Rabu, 13 Oktober 2010

Perihal Orang Miskin yang Bahagia --- Agus Noor



---1

"AKU sudah resmi jadi orang miskin," katanya, sambil memperlihatkan Kartu Tanda Miskin, yang baru diperolehnya dari Kelurahan. "Lega rasanya karena setelah beratahun-tahun hidup miskin akhirnya mendapat pengakuan juga."

Kartu Tanda Miskin itu masih bersih, licin dan mengkilat karena dilaminating. Dengan perasaan bahagia, ia menyimpan kartu itu di dompetnya yang lecek dan kosong.

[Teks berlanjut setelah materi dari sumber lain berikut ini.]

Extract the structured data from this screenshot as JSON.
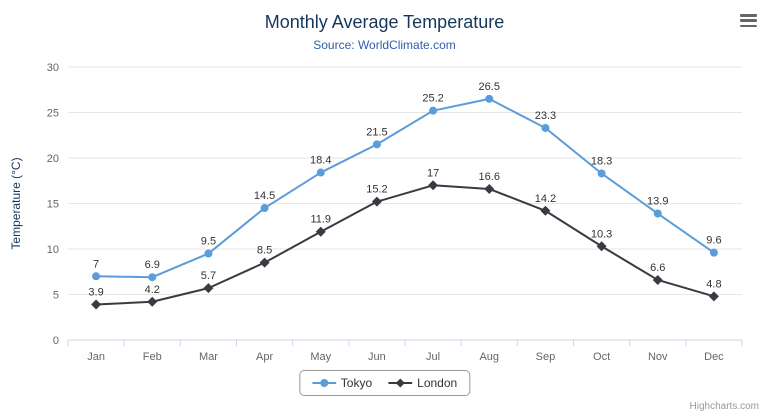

"Nanti, bila aku kepingin berbelanja, aku tinggal menggeseknya."

---2

DIAM-DIAM aku suka mengintip rumah petak orang miskin itu. Ia sering duduk melamun, sementara anak-anaknya yang dekil bermain riang menahan lapar. "Kelak, mereka pasti akan menjadi orang miskin yang baik dan sukses," gumamnya.

Suatu sore, aku melihat orang miskin itu menikmati teh pahit beserta istrinya. Kudengar orang miskin itu berkata mesra,"Ceritakan kisah paling lucu dalam hidup kita..."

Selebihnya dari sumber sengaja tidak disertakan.